En 1988, Lamborghini mettait un terme à la production de son entrée de gamme, la Jalpa à moteur V8 née Urraco dix-huit ans plus tôt. Dans l’ombre de leurs grandes sœurs à moteur V12, ces autos n’ont jamais vraiment été populaires même si Lamborghini n’a jamais abandonné l’idée d’ajouter un modèle d’entrée de gamme à son catalogue. C’est pour cela qu’un an avant le retrait de la Jalpa, le constructeur a commencé à travailler sur un nouveau projet répondant au nom de code P140 et qui avait pour mission d’aller ennuyer les 308/328 d’en face. Et pour frapper fort, elle devait marquer sa différence en adoptant ce que ni une Jalpa ni aucune Ferrari n’avait encore proposé : un V10.
Pour habiller ce nouveau moteur réalisé en interne et ce châssis inédit, Lamborghini fit appel à son designer favori, Marcello Gandini. Il proposa un engin acéré et trapu flanqué de montants en verre de chaque côté de la lunette arrière et de passages de roues à la découpe caractéristique du styliste italien. Le résultat n’était pas à proprement parler une belle auto mais cela n’était pas le plus gros souci. Non, le principal problème était l’argent. Ou pour être plus précis, le manque d’argent.

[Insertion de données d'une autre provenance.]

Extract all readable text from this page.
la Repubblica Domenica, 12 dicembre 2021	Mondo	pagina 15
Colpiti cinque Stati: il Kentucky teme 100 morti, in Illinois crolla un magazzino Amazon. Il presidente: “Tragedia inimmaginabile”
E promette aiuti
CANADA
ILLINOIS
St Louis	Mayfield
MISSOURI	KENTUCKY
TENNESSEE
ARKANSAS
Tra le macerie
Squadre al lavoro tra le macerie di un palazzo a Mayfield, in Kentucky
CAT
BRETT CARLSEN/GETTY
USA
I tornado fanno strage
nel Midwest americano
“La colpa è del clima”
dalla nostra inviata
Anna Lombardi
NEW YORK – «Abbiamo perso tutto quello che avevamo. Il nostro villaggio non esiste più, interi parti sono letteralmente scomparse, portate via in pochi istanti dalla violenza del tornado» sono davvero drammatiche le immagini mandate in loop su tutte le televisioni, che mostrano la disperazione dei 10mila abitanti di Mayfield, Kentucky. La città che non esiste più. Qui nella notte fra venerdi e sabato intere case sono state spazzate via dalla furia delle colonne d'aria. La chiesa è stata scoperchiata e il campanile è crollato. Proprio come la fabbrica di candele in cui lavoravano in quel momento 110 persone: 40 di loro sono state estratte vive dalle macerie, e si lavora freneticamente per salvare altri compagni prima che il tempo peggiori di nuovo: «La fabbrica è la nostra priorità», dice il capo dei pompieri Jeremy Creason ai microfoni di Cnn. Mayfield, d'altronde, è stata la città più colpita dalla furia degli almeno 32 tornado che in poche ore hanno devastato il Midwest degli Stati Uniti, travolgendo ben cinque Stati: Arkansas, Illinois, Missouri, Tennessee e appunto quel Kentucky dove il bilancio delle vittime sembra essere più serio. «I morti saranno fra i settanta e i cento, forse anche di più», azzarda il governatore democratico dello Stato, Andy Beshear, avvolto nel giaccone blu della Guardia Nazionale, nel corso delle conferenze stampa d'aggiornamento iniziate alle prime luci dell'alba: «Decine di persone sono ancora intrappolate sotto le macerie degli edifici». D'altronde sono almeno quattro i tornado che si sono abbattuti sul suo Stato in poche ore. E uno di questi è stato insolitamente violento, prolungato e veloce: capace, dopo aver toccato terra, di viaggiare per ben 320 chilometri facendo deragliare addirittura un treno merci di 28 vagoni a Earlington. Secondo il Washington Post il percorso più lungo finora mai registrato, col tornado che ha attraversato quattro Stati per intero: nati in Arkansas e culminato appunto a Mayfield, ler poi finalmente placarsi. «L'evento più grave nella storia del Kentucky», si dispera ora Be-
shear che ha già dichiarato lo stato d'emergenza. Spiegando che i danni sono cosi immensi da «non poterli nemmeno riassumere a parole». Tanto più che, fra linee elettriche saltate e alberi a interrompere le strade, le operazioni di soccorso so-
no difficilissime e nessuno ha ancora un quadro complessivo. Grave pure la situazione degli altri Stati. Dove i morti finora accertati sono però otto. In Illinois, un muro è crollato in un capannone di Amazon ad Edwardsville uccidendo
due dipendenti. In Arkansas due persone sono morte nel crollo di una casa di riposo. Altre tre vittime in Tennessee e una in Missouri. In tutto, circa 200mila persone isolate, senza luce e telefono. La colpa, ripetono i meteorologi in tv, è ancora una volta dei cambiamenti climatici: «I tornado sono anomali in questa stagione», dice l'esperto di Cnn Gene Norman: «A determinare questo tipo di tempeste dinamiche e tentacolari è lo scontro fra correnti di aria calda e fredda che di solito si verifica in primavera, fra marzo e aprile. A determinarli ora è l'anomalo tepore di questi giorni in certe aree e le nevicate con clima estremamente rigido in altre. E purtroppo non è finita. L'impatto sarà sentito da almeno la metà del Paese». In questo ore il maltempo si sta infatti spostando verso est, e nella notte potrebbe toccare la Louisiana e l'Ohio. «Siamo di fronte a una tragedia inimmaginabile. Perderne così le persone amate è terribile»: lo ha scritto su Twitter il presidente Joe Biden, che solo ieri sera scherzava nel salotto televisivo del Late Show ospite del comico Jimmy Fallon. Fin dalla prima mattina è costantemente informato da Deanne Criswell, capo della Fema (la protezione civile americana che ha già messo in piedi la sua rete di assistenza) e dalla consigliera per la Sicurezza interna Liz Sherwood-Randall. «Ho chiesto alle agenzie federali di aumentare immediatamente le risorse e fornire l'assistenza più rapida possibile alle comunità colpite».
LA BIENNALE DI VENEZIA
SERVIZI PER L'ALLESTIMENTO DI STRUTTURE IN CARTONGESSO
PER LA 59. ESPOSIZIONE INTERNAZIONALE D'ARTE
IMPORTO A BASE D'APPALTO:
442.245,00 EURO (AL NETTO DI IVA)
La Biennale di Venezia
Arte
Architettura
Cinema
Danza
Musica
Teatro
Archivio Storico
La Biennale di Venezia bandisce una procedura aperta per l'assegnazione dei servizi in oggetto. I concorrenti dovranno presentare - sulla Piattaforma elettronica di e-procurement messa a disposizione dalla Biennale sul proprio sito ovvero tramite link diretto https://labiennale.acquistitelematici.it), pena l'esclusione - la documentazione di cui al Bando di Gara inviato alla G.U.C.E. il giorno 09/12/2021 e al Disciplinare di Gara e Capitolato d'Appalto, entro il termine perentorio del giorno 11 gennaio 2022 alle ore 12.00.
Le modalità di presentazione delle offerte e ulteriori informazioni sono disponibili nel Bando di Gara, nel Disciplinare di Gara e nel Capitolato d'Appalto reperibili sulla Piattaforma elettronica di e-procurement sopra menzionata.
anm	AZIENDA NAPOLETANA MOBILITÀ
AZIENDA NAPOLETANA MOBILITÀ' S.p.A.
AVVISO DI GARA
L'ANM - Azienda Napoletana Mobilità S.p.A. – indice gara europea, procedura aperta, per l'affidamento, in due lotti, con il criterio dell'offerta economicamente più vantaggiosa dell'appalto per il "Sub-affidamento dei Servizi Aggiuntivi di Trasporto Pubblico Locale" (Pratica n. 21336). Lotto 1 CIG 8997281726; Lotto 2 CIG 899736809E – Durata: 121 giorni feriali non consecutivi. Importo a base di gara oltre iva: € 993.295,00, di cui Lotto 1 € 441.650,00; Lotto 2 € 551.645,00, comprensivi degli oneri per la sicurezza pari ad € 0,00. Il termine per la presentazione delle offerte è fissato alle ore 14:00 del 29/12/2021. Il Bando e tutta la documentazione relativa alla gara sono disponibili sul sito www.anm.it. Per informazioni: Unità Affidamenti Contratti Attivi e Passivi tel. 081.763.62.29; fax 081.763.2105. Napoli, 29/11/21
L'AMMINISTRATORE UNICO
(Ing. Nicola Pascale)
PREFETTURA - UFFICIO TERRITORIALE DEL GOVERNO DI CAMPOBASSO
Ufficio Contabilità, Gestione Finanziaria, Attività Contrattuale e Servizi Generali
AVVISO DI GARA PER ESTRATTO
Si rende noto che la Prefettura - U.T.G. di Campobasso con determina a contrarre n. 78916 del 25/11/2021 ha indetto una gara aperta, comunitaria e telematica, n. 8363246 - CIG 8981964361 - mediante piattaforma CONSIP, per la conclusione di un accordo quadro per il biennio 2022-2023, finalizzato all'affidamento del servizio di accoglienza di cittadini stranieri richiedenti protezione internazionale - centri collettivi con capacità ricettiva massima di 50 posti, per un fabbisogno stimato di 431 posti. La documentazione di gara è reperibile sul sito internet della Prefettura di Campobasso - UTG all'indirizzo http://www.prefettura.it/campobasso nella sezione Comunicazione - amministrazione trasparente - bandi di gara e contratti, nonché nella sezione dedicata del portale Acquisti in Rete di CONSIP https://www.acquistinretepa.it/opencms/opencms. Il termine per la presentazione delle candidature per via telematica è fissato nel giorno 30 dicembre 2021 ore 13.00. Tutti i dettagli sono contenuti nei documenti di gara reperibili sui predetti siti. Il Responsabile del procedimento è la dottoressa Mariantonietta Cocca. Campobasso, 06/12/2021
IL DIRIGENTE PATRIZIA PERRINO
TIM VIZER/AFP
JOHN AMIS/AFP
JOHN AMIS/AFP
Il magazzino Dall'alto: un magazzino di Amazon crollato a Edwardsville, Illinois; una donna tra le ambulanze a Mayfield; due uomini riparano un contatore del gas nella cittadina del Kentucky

À cette époque, Lamborghini n’avait rien d’une grande firme et ne vendait que très peu de voitures. Et le propriétaire Chrysler n’avait aucune intention de leur envoyer de Détroit un chèque en blanc. Tout cela pour dire qu’il n’y avait pas dans les caisses de quoi développer un modèle entièrement nouveau. De plus, le petit département d’ingénierie ne manquait pas de travail puisqu’il s’activait déjà sur un autre projet, codé P132, qui allait devenir la Diablo. Étant donné qu’il s’agissait du modèle phare de la marque qui devait remplacer l’immense Countach, il avait évidemment la priorité. Ce n’est qu’après son lancement en 1990 que la petite équipe put se concentrer sur sa petite sœur, même si le développement des diverses variantes très lucratives de Diablo occupera une grande partie de son temps. Le projet P140 tourna donc au ralenti jusqu’à ce que la planète économique entre en récession au début des années 90. Il fut alors mis sur pause après que trois prototypes (dont celui en photo) furent construits.
Valentino Balboni s’amusait à mettre délibérément le prototype en tête-à-queue
Mais P140 n’était pas mort pour autant car en 1994, Chrysler revendit Lamborghini à l’Indonésien Megatech qui relança le projet. Mais tout le monde n’était pas forcément fan. C’était notamment le cas du chef essayeur Valentino Balboni qui avait pris pour habitude de placer le prototype délibérément en tête-à-queue sur les routes autour de l’usine pour mettre en lumière ses faiblesses fondamentales en termes de comportement dynamique. Ces problèmes provenaient essentiellement de la position du V10 au-dessus de la boîte, une disposition techniquement discutable justifiée par la décision de définir l’empattement de l’auto en divisant celui de la Diablo par 12 puis en le multipliant par 10.
La hauteur de ce groupe motopropulseur pourrait expliquer pourquoi la proposition de Giugiaro pour le projet P140 parut si disgracieuse et mal proportionnée lorsqu’elle fut dévoilée en tant que concept sous le nom ItalDesign Calà en 1995.
La même année, réalisant qu’il leur serait financièrement impossible de développer ce modèle équipé d’un V10 maison, Lamborghini va changer ses plans et réfléchir à une “Baby Diablo” utilisant un moteur acheté à l’extérieur. Lamborghini approcha alors Audi pour négocier l’achat de leur V8 4,2 litres ainsi que leur transmission intégrale mais si ce nouveau projet n’entra jamais en production, il permit toutefois d’établir un contact qui amena finalement Audi à acquérir Lamborghini en 1998.
Résultat, les fonds et les ressources techniques mis à disposition permirent aux Italiens de ressortir des oubliettes l’idée d’un V10 maison et de relancer le projet P140 qui arriva enfin en production sous les traits d’une auto que nous connaissons tous : la Gallardo. Cela a demandé 15 ans mais en 2003, Lamborghini a enfin eu sa “Baby” à moteur V10.